I’m afraid the article doesn’t paint an accurate picture of what’s happening. There are three different motions. One motion seeks to dismiss two of the AWC entities on the grounds of lack of personal jurisdiction. The claim is that two of the AWC entities have never done any business in the US and one of them hasn’t been a “trading” company since 2001, which I suppose is English parlance for not engaged in the sale of wine.

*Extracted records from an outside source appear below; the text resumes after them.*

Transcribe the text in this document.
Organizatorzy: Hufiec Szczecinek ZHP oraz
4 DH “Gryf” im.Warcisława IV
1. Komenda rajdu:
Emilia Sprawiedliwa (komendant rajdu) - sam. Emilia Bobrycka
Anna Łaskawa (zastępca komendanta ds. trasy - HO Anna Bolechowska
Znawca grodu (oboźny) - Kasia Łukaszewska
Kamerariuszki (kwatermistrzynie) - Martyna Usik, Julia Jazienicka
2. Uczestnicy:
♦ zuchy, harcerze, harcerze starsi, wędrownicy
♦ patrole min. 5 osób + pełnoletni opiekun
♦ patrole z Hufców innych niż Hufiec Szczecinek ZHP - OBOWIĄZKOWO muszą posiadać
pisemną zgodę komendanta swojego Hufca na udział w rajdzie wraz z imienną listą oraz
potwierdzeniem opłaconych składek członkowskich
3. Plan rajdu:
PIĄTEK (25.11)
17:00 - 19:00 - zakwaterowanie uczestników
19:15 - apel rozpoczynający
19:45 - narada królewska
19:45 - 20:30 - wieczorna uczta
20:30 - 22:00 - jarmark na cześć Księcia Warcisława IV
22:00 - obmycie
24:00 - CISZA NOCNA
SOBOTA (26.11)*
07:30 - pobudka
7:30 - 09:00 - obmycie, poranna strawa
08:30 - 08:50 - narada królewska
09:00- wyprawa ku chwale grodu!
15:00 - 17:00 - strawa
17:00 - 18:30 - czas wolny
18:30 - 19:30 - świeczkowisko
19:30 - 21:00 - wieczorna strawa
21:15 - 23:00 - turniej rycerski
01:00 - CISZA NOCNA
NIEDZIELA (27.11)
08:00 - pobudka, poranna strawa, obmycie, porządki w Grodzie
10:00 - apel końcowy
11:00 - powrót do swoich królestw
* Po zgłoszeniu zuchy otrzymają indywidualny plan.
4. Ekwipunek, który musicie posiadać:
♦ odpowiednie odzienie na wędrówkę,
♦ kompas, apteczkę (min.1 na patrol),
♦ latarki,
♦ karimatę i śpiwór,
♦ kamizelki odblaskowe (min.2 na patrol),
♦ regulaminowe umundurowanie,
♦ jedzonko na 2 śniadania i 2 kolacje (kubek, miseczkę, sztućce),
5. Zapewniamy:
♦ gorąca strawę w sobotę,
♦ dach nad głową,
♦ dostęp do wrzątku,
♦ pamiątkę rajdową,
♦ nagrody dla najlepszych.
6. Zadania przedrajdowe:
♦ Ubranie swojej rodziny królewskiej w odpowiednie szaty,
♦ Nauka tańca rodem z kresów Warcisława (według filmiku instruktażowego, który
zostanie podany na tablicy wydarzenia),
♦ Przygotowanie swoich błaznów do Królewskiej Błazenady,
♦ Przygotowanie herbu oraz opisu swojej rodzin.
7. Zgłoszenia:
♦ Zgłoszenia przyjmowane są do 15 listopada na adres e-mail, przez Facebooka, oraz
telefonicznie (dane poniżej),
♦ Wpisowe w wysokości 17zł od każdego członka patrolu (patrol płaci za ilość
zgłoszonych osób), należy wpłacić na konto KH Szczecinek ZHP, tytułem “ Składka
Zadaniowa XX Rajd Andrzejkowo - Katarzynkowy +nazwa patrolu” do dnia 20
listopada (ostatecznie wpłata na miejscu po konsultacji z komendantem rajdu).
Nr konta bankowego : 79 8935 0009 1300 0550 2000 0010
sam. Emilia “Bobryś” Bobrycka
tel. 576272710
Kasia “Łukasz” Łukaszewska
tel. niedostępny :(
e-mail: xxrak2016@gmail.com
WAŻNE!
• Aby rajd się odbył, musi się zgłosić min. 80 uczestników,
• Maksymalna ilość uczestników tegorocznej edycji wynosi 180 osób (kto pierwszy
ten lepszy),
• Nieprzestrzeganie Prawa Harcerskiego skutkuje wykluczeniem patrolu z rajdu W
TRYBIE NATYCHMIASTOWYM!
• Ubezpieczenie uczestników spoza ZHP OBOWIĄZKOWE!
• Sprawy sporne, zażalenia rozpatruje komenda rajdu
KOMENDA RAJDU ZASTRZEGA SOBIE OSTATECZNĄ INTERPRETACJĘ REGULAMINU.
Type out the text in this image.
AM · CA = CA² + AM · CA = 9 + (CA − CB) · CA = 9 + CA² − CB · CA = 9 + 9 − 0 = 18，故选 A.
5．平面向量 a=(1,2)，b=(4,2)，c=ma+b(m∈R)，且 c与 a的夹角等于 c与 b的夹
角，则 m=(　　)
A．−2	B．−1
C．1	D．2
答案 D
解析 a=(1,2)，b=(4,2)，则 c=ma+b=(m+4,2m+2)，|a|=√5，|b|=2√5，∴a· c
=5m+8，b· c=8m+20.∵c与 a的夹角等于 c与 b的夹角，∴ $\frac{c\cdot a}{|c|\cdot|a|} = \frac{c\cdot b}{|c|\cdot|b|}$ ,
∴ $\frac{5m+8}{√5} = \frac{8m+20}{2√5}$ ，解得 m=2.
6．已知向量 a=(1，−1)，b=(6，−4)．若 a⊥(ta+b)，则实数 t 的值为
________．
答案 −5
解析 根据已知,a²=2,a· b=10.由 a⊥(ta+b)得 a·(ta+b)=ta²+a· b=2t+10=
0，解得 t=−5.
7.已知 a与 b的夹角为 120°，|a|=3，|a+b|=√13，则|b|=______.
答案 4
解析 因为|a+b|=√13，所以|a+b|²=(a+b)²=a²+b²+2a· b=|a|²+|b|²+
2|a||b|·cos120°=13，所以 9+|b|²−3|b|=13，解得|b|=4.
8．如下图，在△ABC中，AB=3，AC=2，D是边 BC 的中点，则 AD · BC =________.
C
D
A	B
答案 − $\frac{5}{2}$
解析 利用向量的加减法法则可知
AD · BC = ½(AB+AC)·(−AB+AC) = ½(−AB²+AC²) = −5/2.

The second motion is styled as a motion to dismiss based on forum non-conveniens. There are several arguments made here. The primary one is that one of the agreements in question (the 2010 agreement concerning the consignment of LeCraw’s wines for sale) has an exclusive venue clause requiring all disputes to be resolved before the UK courts. AWC also argues that the claims arising from the 2006/2007 sales (the bottles of old Yquem and Lafite that LeCraw contends are counterfeit) are governed by language that was allegedly posted on the AWC website at the time of sale which AWC says provided for non-exclusive jurisdiction before the UK courts. (That would mean jurisdiction would be proper in any country with factual connection to the transaction, so it wouldn’t require a US court hearing a claim by the US purchaser to find that the case shouldn’t be heard in a US court.) AWC argues that all of the witnesses are located in Europe or Asia and that the case should therefore be sent to the UK. In my opinion, most of the arguments in this motion are oversold by AWC, but the fact that there is an exclusive jurisdiction clause for the 2010 agreement would suggest that AWC is likely to be successful on having those claims dismissed based on forum non-conveniens. (So don’t be surprised if LeCraw abandons part of his claims in an Amended Complaint in an effort to keep the case in Federal court in Atlanta.)
Once again there is a huge discrepancy in the factual allegations between the parties. According to LeCraw’s complaint, he alleges that he consigned over 200 bottles, mostly in large format to AWC in 2010 and that AWC has failed to pay for or account for more than $3 million in wines. According to AWC’s latest motion, it paid $500,000 to LeCraw for certain wines that were outright purchases under the agreement on September 3, 2010. AWC also states that between November 2010 and January 2012 it sold the majority of the bottles consigned by LeCraw (for which it was receiving a 40% commission) and sent to LeCraw wire transfers totalling $658,855.00. AWC claims that it has only 6 bottles of LeCraw’s wines which remain unsold and that it has offered to return them to LeCraw, but that he has declined to do so. If AWC is to be believed, there are only six bottles sitting in the UK which are subject to the exclusive jurisdiction of the UK courts, the value of which is unspecified. This contrasts with LeCraw’s claims for damages of more than $3 million and his assertion that the great majority of the bottles he consigned are unaccounted for. To say that there is a credibilty gap here is a substantial understatment.
The third motion is a motion to dismiss many of the long list of claims in the complaint for various pleading defects pursuant to Rule 12(b)(6) of the Federal Rules of Civil Procedure. These motions are commonplace in large stakes litigation and virtually guaranteed where anyone brings a RICO claim. As I’ve noted in the other thread concerning this lawsuit, the LeCraw RICO claims had some rather obvious shortcomings. But other aspects of the AWC 12(b)(6) motion seemed like a bit of a reach.
To editorialize a bit, this is a case where there seems to be a lot of embellishment – on both sides. This is one of those cases that makes Judges reach for their Rolaids.